As the starting 1,2-polybutadiene, 1,2-polybutadiene with a content of 1,2 units of less than 80 mol% cannot be used, because they are characterized by a low degree of syndiotacticity (less than 50%) and are atactic polymers, the properties of which differ significantly from the properties of stereoregular syndiotactic 1,2-polybutadiene. 1,2-Polybutadiene with a content of 1,2-units of more than 95 mol.% And a degree of syndiotacticity of more than 90% is not produced by industry, their preparation requires the use of special methods and is expensive. In addition, due to the high degree of crystallinity of these polymers, their processing is difficult.

Thus, the proposed method for producing polymer products of the formula (1) allows to synthesize modified polymers having, in comparison with the prototype:

- stereoregular - syndiotactic arrangement of substituents (dichlorocyclopropane groups or vinyl units) in the polymer chain;

- a different composition - the content of units (a + b) is 80-95 mol.%;

- significantly higher molecular weight M _n from 45,000 to 90,000 amu;

- representing solid polymer products.

The proposed method makes it possible to purposefully obtain polymer products (1) with a syndiotactic arrangement of substituents in a polymer chain with a given degree of functionalization and molecular weight, depending on the requirements for the polymer. Using the proposed method allows to obtain thermoplastic polymer products (1) with a higher, in comparison with the prototype, complex physical and mechanical properties, which expands the possibilities of their practical use.
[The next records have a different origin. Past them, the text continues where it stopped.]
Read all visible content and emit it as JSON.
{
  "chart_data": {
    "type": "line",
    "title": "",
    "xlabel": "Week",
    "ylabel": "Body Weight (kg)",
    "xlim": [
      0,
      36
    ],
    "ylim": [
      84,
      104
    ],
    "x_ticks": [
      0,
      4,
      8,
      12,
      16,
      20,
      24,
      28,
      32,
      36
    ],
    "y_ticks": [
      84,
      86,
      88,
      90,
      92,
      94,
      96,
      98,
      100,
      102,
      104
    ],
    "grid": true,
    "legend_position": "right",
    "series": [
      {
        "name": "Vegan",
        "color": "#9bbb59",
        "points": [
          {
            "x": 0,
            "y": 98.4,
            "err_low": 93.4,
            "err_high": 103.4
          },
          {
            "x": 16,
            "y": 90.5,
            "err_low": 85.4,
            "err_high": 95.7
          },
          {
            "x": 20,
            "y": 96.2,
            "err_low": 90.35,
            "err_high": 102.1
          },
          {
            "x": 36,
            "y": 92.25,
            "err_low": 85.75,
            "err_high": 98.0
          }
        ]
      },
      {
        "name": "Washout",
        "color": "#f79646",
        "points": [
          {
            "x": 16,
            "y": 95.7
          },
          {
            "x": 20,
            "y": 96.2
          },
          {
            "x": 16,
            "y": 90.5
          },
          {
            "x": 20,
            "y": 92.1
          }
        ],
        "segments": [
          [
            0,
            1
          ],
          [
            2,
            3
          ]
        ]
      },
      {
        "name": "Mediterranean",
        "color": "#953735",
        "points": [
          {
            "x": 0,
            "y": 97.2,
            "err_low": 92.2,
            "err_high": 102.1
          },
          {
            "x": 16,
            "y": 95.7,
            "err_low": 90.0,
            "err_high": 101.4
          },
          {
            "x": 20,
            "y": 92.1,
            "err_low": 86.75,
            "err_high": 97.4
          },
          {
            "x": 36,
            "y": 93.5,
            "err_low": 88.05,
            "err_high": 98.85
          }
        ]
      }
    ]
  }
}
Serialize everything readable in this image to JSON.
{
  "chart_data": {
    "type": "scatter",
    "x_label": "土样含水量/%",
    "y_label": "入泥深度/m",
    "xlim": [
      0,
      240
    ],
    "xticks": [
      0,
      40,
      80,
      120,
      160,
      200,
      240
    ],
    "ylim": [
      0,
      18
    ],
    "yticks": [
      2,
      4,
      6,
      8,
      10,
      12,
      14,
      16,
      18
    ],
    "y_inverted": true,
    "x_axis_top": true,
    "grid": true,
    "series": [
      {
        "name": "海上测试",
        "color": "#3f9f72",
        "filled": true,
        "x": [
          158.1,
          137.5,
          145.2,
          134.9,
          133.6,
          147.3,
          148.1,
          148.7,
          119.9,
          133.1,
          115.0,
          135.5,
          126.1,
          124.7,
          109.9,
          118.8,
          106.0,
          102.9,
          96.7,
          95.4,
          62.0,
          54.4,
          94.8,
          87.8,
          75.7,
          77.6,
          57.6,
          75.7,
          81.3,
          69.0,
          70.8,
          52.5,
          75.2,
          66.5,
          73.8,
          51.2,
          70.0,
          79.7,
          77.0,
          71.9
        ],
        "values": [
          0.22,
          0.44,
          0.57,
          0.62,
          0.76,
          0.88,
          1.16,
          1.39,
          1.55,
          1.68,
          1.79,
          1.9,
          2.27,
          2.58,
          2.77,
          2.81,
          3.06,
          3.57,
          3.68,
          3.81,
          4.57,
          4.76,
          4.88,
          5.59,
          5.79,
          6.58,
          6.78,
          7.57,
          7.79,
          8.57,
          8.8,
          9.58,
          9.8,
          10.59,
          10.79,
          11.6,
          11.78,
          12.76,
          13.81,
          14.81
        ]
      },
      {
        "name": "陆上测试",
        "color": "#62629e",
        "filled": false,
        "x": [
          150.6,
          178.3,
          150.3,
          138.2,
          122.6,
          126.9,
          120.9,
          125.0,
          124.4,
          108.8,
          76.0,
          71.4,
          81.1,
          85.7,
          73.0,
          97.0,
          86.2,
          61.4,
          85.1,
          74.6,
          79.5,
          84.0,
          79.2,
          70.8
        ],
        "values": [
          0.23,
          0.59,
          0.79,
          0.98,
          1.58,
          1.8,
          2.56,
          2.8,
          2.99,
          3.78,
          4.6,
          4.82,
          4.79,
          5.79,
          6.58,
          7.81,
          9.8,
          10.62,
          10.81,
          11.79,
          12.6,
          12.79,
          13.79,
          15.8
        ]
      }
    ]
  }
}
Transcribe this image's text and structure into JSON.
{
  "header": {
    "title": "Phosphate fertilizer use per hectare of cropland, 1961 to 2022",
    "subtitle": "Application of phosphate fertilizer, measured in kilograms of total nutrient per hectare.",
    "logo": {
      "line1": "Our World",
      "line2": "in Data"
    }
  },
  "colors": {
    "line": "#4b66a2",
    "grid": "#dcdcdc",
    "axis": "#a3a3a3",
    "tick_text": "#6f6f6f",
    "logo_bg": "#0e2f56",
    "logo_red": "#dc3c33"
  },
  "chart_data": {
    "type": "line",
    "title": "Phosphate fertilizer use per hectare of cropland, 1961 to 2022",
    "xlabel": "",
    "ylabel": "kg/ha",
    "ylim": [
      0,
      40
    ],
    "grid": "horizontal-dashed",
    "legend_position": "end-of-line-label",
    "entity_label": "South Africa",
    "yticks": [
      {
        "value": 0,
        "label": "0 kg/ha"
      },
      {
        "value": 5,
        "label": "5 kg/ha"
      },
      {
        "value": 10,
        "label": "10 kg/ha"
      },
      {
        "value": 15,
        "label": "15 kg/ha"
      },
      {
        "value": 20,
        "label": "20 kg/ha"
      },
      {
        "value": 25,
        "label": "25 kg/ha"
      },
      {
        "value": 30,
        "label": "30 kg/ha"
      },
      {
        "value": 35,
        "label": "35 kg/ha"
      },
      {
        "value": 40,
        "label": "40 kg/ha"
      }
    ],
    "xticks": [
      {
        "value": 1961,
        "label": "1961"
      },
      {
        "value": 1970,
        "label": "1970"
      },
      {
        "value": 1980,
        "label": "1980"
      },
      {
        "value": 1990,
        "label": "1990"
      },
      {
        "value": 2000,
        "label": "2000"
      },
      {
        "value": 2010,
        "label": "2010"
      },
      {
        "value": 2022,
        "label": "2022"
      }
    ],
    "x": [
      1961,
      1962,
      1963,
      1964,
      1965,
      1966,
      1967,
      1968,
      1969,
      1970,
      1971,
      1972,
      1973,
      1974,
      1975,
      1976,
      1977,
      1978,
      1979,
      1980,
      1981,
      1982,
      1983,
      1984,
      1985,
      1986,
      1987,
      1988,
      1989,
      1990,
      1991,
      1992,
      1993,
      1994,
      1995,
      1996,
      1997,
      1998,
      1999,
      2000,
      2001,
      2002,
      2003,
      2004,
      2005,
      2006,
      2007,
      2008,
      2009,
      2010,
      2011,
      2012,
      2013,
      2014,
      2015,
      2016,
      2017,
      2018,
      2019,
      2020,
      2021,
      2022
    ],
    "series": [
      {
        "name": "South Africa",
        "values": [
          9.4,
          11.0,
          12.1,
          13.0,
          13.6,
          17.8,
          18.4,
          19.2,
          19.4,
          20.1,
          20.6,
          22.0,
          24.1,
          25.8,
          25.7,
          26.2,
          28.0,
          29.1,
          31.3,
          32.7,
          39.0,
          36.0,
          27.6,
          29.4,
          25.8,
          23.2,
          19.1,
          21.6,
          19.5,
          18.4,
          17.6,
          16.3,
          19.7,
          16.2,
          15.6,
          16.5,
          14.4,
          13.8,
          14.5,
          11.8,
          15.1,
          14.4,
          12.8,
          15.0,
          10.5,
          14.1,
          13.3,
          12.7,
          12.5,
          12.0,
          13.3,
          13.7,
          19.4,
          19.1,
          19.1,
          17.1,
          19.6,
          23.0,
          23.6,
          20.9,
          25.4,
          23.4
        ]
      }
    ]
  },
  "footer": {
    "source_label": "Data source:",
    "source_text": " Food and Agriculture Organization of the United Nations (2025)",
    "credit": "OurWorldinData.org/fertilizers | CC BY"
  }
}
Table 1 The results of experiments on the synthesis of polymer products (1) No. p / p The name of indicators Prototype Example No. one 2 3 four 5 6 7 one Characterization of the starting 1,2-polybutadiene: - M _n 790 30000 45000 60,000 75,000 85000 20000 45000 - content, mol.%, 1,2 links 52 80 85 95 84 85 80 85 1,4-links 48 twenty fifteen 5 16 fifteen twenty fifteen - degree of syndiotacticity,% 0 fifty 75 90 60 70 55 75 2 Reaction conditions: - temperature, ° C 40 fifty fifty 40 fifty fifty 40 fifty - duration, hour 5 6 2 5 four four 3 four - molar ratio 1,2-PB: chloroform: NaOH: cat. 1: 2: 2: 0.001 1: 4: 2: 0.002 1: 8: 1,5: 0,001 1: 12: 2: 0.001 1: 14: 2: 0.002 1: 8: 2: 0.002 1: 4: 2: 0.002 1: 3: 2: 0.002 - catalyst TEBAH TEBAH Catamine AB TEBAH TEBAH TEBAH TEBAH TEBAH 3. The characteristic of the modified 1,2-PB: - M _n - 45000 50,000 72000 90,000 88000 20000 47000 - chlorine content, wt.%, 41.5 50.8 10,4 23.3 36.3 5.2 20.7 2.6 - degree of functionalization,%, 80 98 twenty 45 70 10 40 5,0 - content links (a + b), mol.%, 52 80 85 95 84 85 80 85 - state of aggregation viscous liquid solid matter solid matter solid matter solid matter solid matter viscous liquid solid matter

Claims (1)

A method of producing polymers containing dichlorocyclopropane groups in the main chain and side chains of macromolecules by reacting 1,2-polybutadiene with chloroform and an alkaline metal aqueous solution in the presence of a quaternary ammonium salt as a phase transfer catalyst at a temperature of 40-50 ° C for 2-6 h, characterized in that as the starting polymer using syndiotactic 1,2-polybutadiene with a degree of syndiotacticity from 50 to 90% and with a number average molecular weight M _n from 30,000 to 75,000, the content in ma the cromolecules of the 1,2- and 1,4-polymerization units are 80-95 and 5-20 mol.%, respectively, and the interaction of the reagents is carried out at a molar ratio of 1,2-polybutadiene: chloroform: sodium hydroxide: catalyst equal to 1: 4-14 : 1.5-2: 0.001-0.002.